7. The SADC EPA group is not made up of all member states of the regional economic community called SADC. The SADC EPA group is made up of Botswana, Namibia, Lesotho, Swaziland (BNLS); as well as Mozambique, Angola, and Tanzania (MAT) – sometimes referred to as BNLS and MAT countries. (BNLS are in the SACU together with South Africa, while MAT countries are LDCs.) South Africa participates in the SADC EPA group as an observer. Other member states of SADC are in the COMESA EPA group, which is known as the Eastern and Southern Africa group (the ESA group). These SADC members that are also in COMESA and have joined the ESA Group include Malawi, Mauritius, Madagascar, Zambia, and Zimbabwe. It can be pointed out that Congo DRC has recently joined the CEMAC EPA group; it is a member also of the SADC and COMESA regional economic communities.

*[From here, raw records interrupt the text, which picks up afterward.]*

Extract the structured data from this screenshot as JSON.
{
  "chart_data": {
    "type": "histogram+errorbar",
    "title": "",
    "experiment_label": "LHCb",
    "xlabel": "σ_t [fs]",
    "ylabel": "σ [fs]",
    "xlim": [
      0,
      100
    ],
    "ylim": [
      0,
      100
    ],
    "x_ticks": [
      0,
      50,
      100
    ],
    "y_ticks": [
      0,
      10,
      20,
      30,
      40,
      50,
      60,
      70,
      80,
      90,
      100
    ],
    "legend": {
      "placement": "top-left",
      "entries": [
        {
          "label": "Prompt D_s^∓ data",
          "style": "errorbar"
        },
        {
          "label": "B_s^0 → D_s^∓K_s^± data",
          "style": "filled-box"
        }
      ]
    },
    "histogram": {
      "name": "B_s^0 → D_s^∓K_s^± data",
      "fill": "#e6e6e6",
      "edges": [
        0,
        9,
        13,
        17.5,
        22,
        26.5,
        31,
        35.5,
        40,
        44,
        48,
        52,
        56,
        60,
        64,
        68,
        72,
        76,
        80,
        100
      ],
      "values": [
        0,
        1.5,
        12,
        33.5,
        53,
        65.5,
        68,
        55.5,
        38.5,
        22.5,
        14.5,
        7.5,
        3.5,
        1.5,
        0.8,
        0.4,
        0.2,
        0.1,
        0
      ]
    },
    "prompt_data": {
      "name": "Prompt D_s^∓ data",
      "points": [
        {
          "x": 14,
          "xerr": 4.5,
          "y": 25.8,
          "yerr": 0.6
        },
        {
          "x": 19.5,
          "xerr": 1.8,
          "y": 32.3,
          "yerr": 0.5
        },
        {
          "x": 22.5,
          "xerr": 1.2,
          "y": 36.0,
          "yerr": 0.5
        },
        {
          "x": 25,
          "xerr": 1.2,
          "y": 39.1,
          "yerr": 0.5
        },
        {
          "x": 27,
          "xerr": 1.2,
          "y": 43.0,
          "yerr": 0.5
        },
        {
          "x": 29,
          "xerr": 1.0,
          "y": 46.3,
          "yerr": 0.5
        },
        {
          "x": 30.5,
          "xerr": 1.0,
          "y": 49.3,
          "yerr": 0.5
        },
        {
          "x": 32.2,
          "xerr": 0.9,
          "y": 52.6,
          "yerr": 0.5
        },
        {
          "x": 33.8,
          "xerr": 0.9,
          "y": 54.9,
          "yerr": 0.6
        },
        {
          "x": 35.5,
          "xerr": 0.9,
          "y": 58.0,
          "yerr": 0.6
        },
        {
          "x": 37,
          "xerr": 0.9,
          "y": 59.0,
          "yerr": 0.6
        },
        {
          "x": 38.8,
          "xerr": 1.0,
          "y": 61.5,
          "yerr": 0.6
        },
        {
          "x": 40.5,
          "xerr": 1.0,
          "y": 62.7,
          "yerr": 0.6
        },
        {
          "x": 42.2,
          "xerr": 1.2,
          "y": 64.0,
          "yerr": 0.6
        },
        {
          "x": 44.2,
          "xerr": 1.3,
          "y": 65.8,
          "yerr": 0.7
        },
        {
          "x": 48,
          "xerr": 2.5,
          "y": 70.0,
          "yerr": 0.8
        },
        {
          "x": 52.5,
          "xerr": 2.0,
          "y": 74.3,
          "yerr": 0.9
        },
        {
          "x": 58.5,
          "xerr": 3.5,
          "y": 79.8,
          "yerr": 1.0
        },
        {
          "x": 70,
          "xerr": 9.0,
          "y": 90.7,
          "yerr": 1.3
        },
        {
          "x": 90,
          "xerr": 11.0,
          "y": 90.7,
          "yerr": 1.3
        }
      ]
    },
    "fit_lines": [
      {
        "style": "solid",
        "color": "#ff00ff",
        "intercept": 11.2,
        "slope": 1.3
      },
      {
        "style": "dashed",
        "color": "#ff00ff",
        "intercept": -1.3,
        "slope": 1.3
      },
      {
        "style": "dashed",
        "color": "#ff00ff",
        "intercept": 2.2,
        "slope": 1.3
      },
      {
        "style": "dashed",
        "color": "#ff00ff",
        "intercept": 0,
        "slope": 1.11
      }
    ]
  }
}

8. At the same time, some members of COMESA are not negotiating the EPAs; namely, Egypt and Libya. Egypt already has an association agreement with the EU – under the Euro-med agreements between countries around the Mediterranean and the EU – under which a free trade area is to be gradually formed between Egypt and the EU. The other countries of North Africa also have association agreements with the EU.
9. The existence of an FTA between South Africa and the EU and one between Egypt and the EU raises serious issues if SADC and ESA EPAs are to be based on a customs union approach. The level of flexibility in the South African FTA with Europe is more limited than what the LDC countries negotiating under SADC would expect. In the same vein, the sensitive products identified by Egypt in its FTA are also likely to have consequences on the structure of the common external tariff that ESA countries present in their EPA with the EU. This highlights the important issue of how the EPA configurations will affect the integration agenda of Africa.
10. In Central Africa, CEMAC rather than ECCAS is the negotiating group. The Banjul Summit Decision on RECs designated ECCAS as the regional economic community for Central Africa. In this regard, there could be merit in considering much closer unity between CEMAC and ECCAS in the context of regional integration in Africa and the EPAs. The CEMAC group is entering a free trade area with Sao Tome and Principe in order to include this country in the CEMAC
11. In West Africa, UEMOA and ECOWAS – ECOWAS being the regional economic community that the Banjul Summit designated for West Africa – have formed the ECOWAS EPA group. The ECOWAS secretariat/ commission services the EPA negotiations but UEMOA also participates. The ECOWAS regional economic community has agreed to work towards adopting the UEMOA common external tariff, so that the two communities can negotiate the EPA from a common stand point on customs duties. There is merit also for ECOWAS and UEMOA to consider their much closer unity.